Ela W. Knapik, MD
Associate Professor, Department of Medicine, Division of Genetic Medicine
Associate Professor, Department of Cell and Developmental Biology
We have focused our research on three main areas:
(i) The mechanisms and pathways directing extracellular matrix traffic and deposition
(ii) The pathophysiology of diseases, including developmental and neuropsychiatric disorders
(iii) Modeling of human variants for drug development and testing
The Knapik laboratory uses in vivo approaches in zebrafish (Danio rerio) because this model system is superbly suited for genetic and developmental analyses by being accessible for manipulation and direct live observation. We use genetic mutants induced by CRISPR genome editing or chemically induced random variants to assess developmental phenotypes, gene function and pathway interactions. In parallel, we use mammalian cell culture and biochemical approaches.

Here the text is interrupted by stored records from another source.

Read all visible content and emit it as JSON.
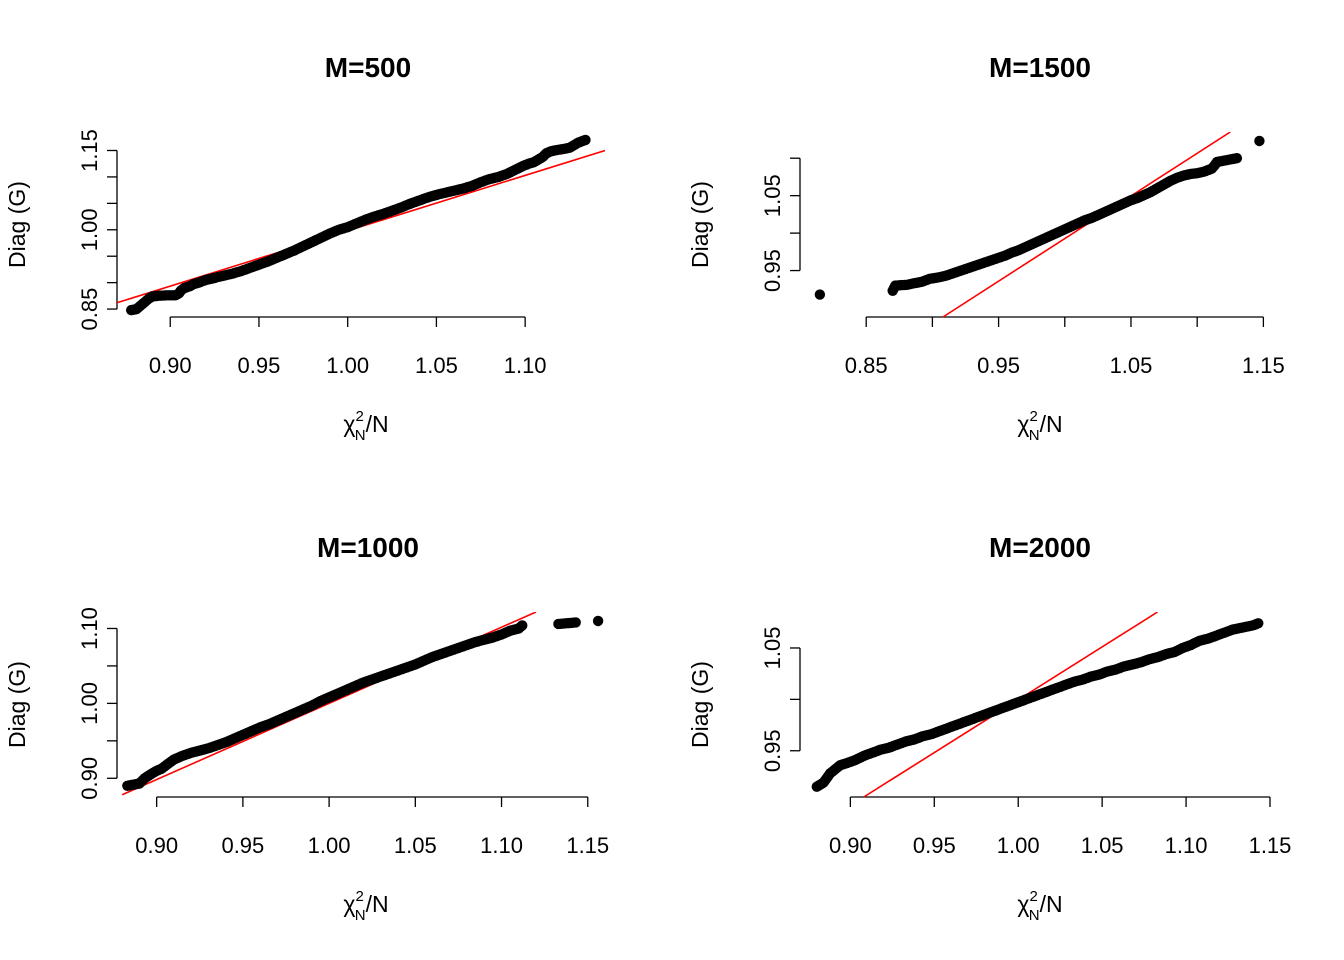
{
  "chart_data": [
    {
      "type": "scatter",
      "title": "M=500",
      "xlabel": {
        "base": "χ",
        "sup": "2",
        "sub": "N",
        "rest": "/N"
      },
      "ylabel": "Diag (G)",
      "xlim": [
        0.87,
        1.145
      ],
      "ylim": [
        0.835,
        1.185
      ],
      "xticks": [
        0.9,
        0.95,
        1.0,
        1.05,
        1.1
      ],
      "xtick_labels": [
        "0.90",
        "0.95",
        "1.00",
        "1.05",
        "1.10"
      ],
      "yticks": [
        0.85,
        0.9,
        0.95,
        1.0,
        1.05,
        1.1,
        1.15
      ],
      "ytick_labels": [
        "0.85",
        "",
        "",
        "1.00",
        "",
        "",
        "1.15"
      ],
      "reference_line": {
        "color": "#ff0000",
        "x": [
          0.87,
          1.145
        ],
        "y": [
          0.862,
          1.15
        ]
      },
      "points": {
        "x": [
          0.878,
          0.881,
          0.888,
          0.89,
          0.893,
          0.898,
          0.903,
          0.905,
          0.906,
          0.908,
          0.911,
          0.913,
          0.916,
          0.92,
          0.925,
          0.93,
          0.935,
          0.94,
          0.945,
          0.95,
          0.955,
          0.96,
          0.965,
          0.97,
          0.975,
          0.98,
          0.985,
          0.99,
          0.995,
          1.0,
          1.005,
          1.01,
          1.015,
          1.02,
          1.025,
          1.03,
          1.035,
          1.04,
          1.045,
          1.05,
          1.055,
          1.06,
          1.065,
          1.07,
          1.075,
          1.08,
          1.085,
          1.09,
          1.093,
          1.096,
          1.099,
          1.102,
          1.105,
          1.11,
          1.112,
          1.115,
          1.125,
          1.13,
          1.134
        ],
        "y": [
          0.848,
          0.85,
          0.87,
          0.874,
          0.875,
          0.876,
          0.876,
          0.88,
          0.885,
          0.89,
          0.893,
          0.897,
          0.9,
          0.905,
          0.909,
          0.913,
          0.917,
          0.922,
          0.928,
          0.934,
          0.94,
          0.947,
          0.954,
          0.961,
          0.969,
          0.977,
          0.985,
          0.993,
          1.0,
          1.005,
          1.012,
          1.019,
          1.025,
          1.03,
          1.036,
          1.042,
          1.049,
          1.055,
          1.061,
          1.066,
          1.07,
          1.074,
          1.078,
          1.083,
          1.09,
          1.096,
          1.1,
          1.106,
          1.111,
          1.116,
          1.121,
          1.125,
          1.128,
          1.138,
          1.145,
          1.149,
          1.155,
          1.165,
          1.17
        ]
      }
    },
    {
      "type": "scatter",
      "title": "M=1500",
      "xlabel": {
        "base": "χ",
        "sup": "2",
        "sub": "N",
        "rest": "/N"
      },
      "ylabel": "Diag (G)",
      "xlim": [
        0.8,
        1.155
      ],
      "ylim": [
        0.888,
        1.135
      ],
      "xticks": [
        0.85,
        0.9,
        0.95,
        1.0,
        1.05,
        1.1,
        1.15
      ],
      "xtick_labels": [
        "0.85",
        "",
        "0.95",
        "",
        "1.05",
        "",
        "1.15"
      ],
      "yticks": [
        0.95,
        1.0,
        1.05,
        1.1
      ],
      "ytick_labels": [
        "0.95",
        "",
        "1.05",
        ""
      ],
      "reference_line": {
        "color": "#ff0000",
        "x": [
          0.908,
          1.125
        ],
        "y": [
          0.888,
          1.135
        ]
      },
      "points": {
        "x": [
          0.815,
          0.87,
          0.872,
          0.881,
          0.886,
          0.892,
          0.898,
          0.905,
          0.91,
          0.915,
          0.92,
          0.925,
          0.93,
          0.935,
          0.94,
          0.945,
          0.95,
          0.955,
          0.96,
          0.965,
          0.97,
          0.975,
          0.98,
          0.985,
          0.99,
          0.995,
          1.0,
          1.005,
          1.01,
          1.015,
          1.02,
          1.025,
          1.03,
          1.035,
          1.04,
          1.045,
          1.05,
          1.055,
          1.06,
          1.065,
          1.07,
          1.075,
          1.08,
          1.085,
          1.09,
          1.095,
          1.1,
          1.105,
          1.108,
          1.111,
          1.113,
          1.115,
          1.124,
          1.13,
          1.147
        ],
        "y": [
          0.918,
          0.923,
          0.93,
          0.931,
          0.933,
          0.935,
          0.939,
          0.941,
          0.943,
          0.946,
          0.949,
          0.952,
          0.955,
          0.958,
          0.961,
          0.964,
          0.967,
          0.97,
          0.974,
          0.977,
          0.981,
          0.985,
          0.989,
          0.993,
          0.997,
          1.001,
          1.005,
          1.009,
          1.013,
          1.017,
          1.02,
          1.024,
          1.028,
          1.032,
          1.036,
          1.04,
          1.044,
          1.047,
          1.051,
          1.055,
          1.06,
          1.065,
          1.07,
          1.074,
          1.077,
          1.079,
          1.08,
          1.082,
          1.084,
          1.086,
          1.09,
          1.095,
          1.098,
          1.1,
          1.123
        ]
      }
    },
    {
      "type": "scatter",
      "title": "M=1000",
      "xlabel": {
        "base": "χ",
        "sup": "2",
        "sub": "N",
        "rest": "/N"
      },
      "ylabel": "Diag (G)",
      "xlim": [
        0.877,
        1.16
      ],
      "ylim": [
        0.875,
        1.122
      ],
      "xticks": [
        0.9,
        0.95,
        1.0,
        1.05,
        1.1,
        1.15
      ],
      "xtick_labels": [
        "0.90",
        "0.95",
        "1.00",
        "1.05",
        "1.10",
        "1.15"
      ],
      "yticks": [
        0.9,
        0.95,
        1.0,
        1.05,
        1.1
      ],
      "ytick_labels": [
        "0.90",
        "",
        "1.00",
        "",
        "1.10"
      ],
      "reference_line": {
        "color": "#ff0000",
        "x": [
          0.88,
          1.12
        ],
        "y": [
          0.878,
          1.122
        ]
      },
      "points": {
        "x": [
          0.883,
          0.89,
          0.893,
          0.897,
          0.9,
          0.903,
          0.907,
          0.91,
          0.915,
          0.92,
          0.925,
          0.93,
          0.935,
          0.94,
          0.945,
          0.95,
          0.955,
          0.96,
          0.965,
          0.97,
          0.975,
          0.98,
          0.985,
          0.99,
          0.995,
          1.0,
          1.005,
          1.01,
          1.015,
          1.02,
          1.025,
          1.03,
          1.035,
          1.04,
          1.045,
          1.05,
          1.055,
          1.06,
          1.065,
          1.07,
          1.075,
          1.08,
          1.085,
          1.09,
          1.095,
          1.1,
          1.105,
          1.11,
          1.112,
          1.133,
          1.143,
          1.156
        ],
        "y": [
          0.89,
          0.893,
          0.9,
          0.906,
          0.91,
          0.913,
          0.92,
          0.925,
          0.93,
          0.934,
          0.937,
          0.94,
          0.944,
          0.948,
          0.953,
          0.958,
          0.963,
          0.968,
          0.972,
          0.977,
          0.982,
          0.987,
          0.992,
          0.997,
          1.003,
          1.008,
          1.013,
          1.018,
          1.023,
          1.028,
          1.032,
          1.036,
          1.04,
          1.044,
          1.048,
          1.052,
          1.057,
          1.062,
          1.066,
          1.07,
          1.074,
          1.078,
          1.082,
          1.085,
          1.088,
          1.092,
          1.097,
          1.1,
          1.104,
          1.106,
          1.108,
          1.11
        ]
      }
    },
    {
      "type": "scatter",
      "title": "M=2000",
      "xlabel": {
        "base": "χ",
        "sup": "2",
        "sub": "N",
        "rest": "/N"
      },
      "ylabel": "Diag (G)",
      "xlim": [
        0.87,
        1.15
      ],
      "ylim": [
        0.905,
        1.085
      ],
      "xticks": [
        0.9,
        0.95,
        1.0,
        1.05,
        1.1,
        1.15
      ],
      "xtick_labels": [
        "0.90",
        "0.95",
        "1.00",
        "1.05",
        "1.10",
        "1.15"
      ],
      "yticks": [
        0.95,
        1.0,
        1.05
      ],
      "ytick_labels": [
        "0.95",
        "",
        "1.05"
      ],
      "reference_line": {
        "color": "#ff0000",
        "x": [
          0.908,
          1.083
        ],
        "y": [
          0.905,
          1.085
        ]
      },
      "points": {
        "x": [
          0.88,
          0.884,
          0.888,
          0.891,
          0.894,
          0.898,
          0.903,
          0.908,
          0.913,
          0.918,
          0.923,
          0.928,
          0.933,
          0.938,
          0.943,
          0.948,
          0.953,
          0.958,
          0.963,
          0.968,
          0.973,
          0.978,
          0.983,
          0.988,
          0.993,
          0.998,
          1.003,
          1.008,
          1.013,
          1.018,
          1.023,
          1.028,
          1.033,
          1.038,
          1.043,
          1.048,
          1.053,
          1.058,
          1.063,
          1.068,
          1.073,
          1.078,
          1.083,
          1.088,
          1.093,
          1.098,
          1.103,
          1.108,
          1.113,
          1.118,
          1.123,
          1.128,
          1.14,
          1.143
        ],
        "y": [
          0.915,
          0.919,
          0.928,
          0.932,
          0.936,
          0.938,
          0.941,
          0.945,
          0.948,
          0.951,
          0.953,
          0.956,
          0.959,
          0.961,
          0.964,
          0.966,
          0.969,
          0.972,
          0.975,
          0.978,
          0.981,
          0.984,
          0.987,
          0.99,
          0.993,
          0.996,
          0.999,
          1.002,
          1.005,
          1.008,
          1.011,
          1.014,
          1.017,
          1.019,
          1.022,
          1.024,
          1.027,
          1.029,
          1.032,
          1.034,
          1.036,
          1.039,
          1.041,
          1.044,
          1.046,
          1.05,
          1.053,
          1.057,
          1.059,
          1.062,
          1.065,
          1.068,
          1.072,
          1.074
        ]
      }
    }
  ]
}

(i) Disruptions in the synthesis, processing or secretion of extracellular matrix (ECM) macromolecules are associated with human diseases, including osteogenesis imperfecta (OI), multiple epiphyseal dysplasia, cranio-lenticulo-sutural dysplasia, and congenital disorders of glycosylation (CDG). Our laboratory has successfully modeled these human diseases in zebrafish and contributed to understanding basic developmental mechanisms and cellular pathways that direct ECM traffic and deposition. Using phenotype-driven forward genetic screens and positional cloning, we have identified point mutations responsible for skeletal malformations in zebrafish, and currently, we are working to show how defects in the secretory pathway affect skeletal biology, chondrocyte cell shape and ECM deposition.
(ii) Additionally, we are modeling Mendelian disorders such as chylomicron retention disease and zinc transporter deficits, as well as comorbidities associated with complex neuropsychiatric diseases (ASD, MDD, SCZ, BD, ADHD, OCD) such as skeletal dysmorphology, seizures and gastrointestinal disturbances. In collaboration with the Vanderbilt Genetics Institute (VGI) investigators, we examine effects of genetic variation, identified by statistical genetic methods in BioVU, on gene function and resulting phenotypic spectrum. Using CRISPR/Cas9 genome editing, we are generating zebrafish knockout and transgenic lines that are evaluated by in vivo and ex vivo methods for discovery of primary genetic mechanisms underlying the pathophysiology of these diseases.
(iii) Zebrafish is ideally suited for modeling of human single nucleotide polymorphisms (SNPs) in genes identified through BioVU variant investigations. We can test whether a specific SNP increases or decreases gene activity, thus altering protein function, such as receptor activity, for example. These models are particularly helpful in testing responses to known pharmacological agents and in drug screens for new pharmaceuticals. We are using CRISPR/Cas9–based knockout and knockin strategies in stable zebrafish lines that are then evaluated for phenotype and gene function. This early functional genomics assessment model offers rapid and powerful tool in the drug discovery pipeline.